Bukankah SBY sudah pernah merasakan puncak tertinggi pemerintahan. Apalagi yang dicari. Untuk anak-anaknya akan lebih bagus jika benar- benar dilepaskan untuk menemukan jati dirinya. AHY akan lebih bebas bergerak sebagai kader politisi muda penuh potensial dengan modal sepenuhnya diri sendiri. Bukan polesan, apalagi karbitan, juga tidak mendompeleng pada polularitas “bapaknya”yang sudah mulai meredup”

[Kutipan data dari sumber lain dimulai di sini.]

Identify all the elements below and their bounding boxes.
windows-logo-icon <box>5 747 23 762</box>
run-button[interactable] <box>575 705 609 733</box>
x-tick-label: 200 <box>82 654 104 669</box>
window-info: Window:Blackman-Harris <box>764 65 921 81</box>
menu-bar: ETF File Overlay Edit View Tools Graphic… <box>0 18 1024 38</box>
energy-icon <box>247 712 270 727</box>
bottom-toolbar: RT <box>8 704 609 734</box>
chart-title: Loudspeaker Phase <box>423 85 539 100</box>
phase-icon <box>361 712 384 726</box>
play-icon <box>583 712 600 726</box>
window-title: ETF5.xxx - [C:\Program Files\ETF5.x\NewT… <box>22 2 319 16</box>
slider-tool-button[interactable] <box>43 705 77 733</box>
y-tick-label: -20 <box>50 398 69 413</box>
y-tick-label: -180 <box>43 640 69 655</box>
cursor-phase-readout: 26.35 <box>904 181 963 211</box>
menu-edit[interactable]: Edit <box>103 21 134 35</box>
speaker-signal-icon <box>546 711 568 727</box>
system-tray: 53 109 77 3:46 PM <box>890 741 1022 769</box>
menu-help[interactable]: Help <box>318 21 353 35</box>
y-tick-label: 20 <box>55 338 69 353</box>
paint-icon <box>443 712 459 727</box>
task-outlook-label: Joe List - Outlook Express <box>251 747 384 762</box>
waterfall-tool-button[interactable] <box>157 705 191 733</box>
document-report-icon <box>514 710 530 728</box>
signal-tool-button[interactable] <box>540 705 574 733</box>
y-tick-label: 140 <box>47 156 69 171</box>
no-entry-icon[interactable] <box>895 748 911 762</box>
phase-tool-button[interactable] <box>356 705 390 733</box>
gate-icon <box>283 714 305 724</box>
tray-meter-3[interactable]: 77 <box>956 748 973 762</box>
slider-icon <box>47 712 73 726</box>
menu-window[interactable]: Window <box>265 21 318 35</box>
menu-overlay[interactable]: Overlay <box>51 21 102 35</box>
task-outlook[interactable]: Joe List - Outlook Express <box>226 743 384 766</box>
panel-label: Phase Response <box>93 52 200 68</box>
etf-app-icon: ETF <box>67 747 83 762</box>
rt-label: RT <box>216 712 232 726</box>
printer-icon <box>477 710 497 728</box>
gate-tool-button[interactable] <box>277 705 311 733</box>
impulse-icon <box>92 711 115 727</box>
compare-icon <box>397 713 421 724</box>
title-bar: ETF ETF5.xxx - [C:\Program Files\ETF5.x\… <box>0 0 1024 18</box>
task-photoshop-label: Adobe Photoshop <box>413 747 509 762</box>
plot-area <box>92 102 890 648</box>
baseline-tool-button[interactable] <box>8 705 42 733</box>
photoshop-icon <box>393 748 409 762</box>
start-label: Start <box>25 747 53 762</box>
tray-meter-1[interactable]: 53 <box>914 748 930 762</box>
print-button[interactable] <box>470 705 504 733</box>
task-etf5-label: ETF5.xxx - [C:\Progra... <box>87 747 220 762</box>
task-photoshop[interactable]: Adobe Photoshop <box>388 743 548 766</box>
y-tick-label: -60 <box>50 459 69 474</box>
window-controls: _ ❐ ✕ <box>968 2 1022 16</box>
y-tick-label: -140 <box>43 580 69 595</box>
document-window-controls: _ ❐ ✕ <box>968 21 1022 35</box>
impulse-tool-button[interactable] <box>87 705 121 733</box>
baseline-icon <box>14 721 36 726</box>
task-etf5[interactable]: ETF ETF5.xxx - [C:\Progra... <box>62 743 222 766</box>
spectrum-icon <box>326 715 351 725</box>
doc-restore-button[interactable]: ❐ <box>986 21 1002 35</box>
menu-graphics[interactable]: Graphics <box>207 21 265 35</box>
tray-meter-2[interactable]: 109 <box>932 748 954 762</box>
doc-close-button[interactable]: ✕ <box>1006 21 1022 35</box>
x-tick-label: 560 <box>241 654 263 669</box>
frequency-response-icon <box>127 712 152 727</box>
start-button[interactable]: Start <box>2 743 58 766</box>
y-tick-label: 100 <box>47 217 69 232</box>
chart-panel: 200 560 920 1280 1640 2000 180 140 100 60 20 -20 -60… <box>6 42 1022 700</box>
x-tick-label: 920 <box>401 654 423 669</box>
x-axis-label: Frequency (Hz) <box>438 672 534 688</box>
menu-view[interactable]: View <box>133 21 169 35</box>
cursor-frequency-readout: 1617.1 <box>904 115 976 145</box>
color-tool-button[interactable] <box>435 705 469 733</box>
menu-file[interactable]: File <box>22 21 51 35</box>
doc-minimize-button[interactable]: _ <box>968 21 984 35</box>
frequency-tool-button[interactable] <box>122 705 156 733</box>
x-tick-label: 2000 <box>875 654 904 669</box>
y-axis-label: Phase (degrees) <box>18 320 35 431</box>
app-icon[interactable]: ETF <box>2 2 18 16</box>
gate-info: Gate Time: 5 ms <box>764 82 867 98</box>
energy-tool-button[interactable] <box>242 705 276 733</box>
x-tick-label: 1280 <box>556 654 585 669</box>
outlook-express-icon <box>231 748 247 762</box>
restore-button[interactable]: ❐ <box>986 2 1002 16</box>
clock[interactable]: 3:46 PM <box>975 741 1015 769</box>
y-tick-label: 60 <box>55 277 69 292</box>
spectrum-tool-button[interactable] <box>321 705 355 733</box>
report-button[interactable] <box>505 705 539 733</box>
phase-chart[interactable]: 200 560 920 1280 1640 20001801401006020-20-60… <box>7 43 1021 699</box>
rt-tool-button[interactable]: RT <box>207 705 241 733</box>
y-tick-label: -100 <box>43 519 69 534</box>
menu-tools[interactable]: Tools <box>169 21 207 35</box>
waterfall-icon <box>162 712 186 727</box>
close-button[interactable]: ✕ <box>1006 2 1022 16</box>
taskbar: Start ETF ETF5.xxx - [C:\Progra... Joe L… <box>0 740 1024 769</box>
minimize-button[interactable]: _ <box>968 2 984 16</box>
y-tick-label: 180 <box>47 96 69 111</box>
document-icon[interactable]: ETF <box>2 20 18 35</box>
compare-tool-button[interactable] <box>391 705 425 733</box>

Jika menjadi SBY, penulis akan lebih mengambil posisi bebas. Menikmati masa pensiunnya melupakan politik dan cukup berdoa agar jalan politik anaknya lebih cerah dengan menjadi diri sendiri, tidak bersembunyi di bawah bayang-bayang.

Jika Tuhan mengijinkan dan restu dari bumi nusantara turun ,  jalan takdir mendukung AHY  pasti akan menjadi orang besar, tapi dengan catatan meniti jalan politik cantik.

Jika SBY rajin berdoa dan terus mendukung dari balik layar dengan legowo bisa saja AHY menjadi Presiden Periode berikutnya. SBY akan menjadi orang besar di balik sukses anak-anaknya. Tidak perlu ngettweet yang mengundang komentar nyinyir dan menyakitkan hati. Kalau perlu terus saja menulis lagu untuk menimang cucu, happy, kan?

Itu kan pikiranmu, Brow, beda kali!!

Yaah namanya saja opini, pendapat diterima monggo tidak diterima ya monggo juga.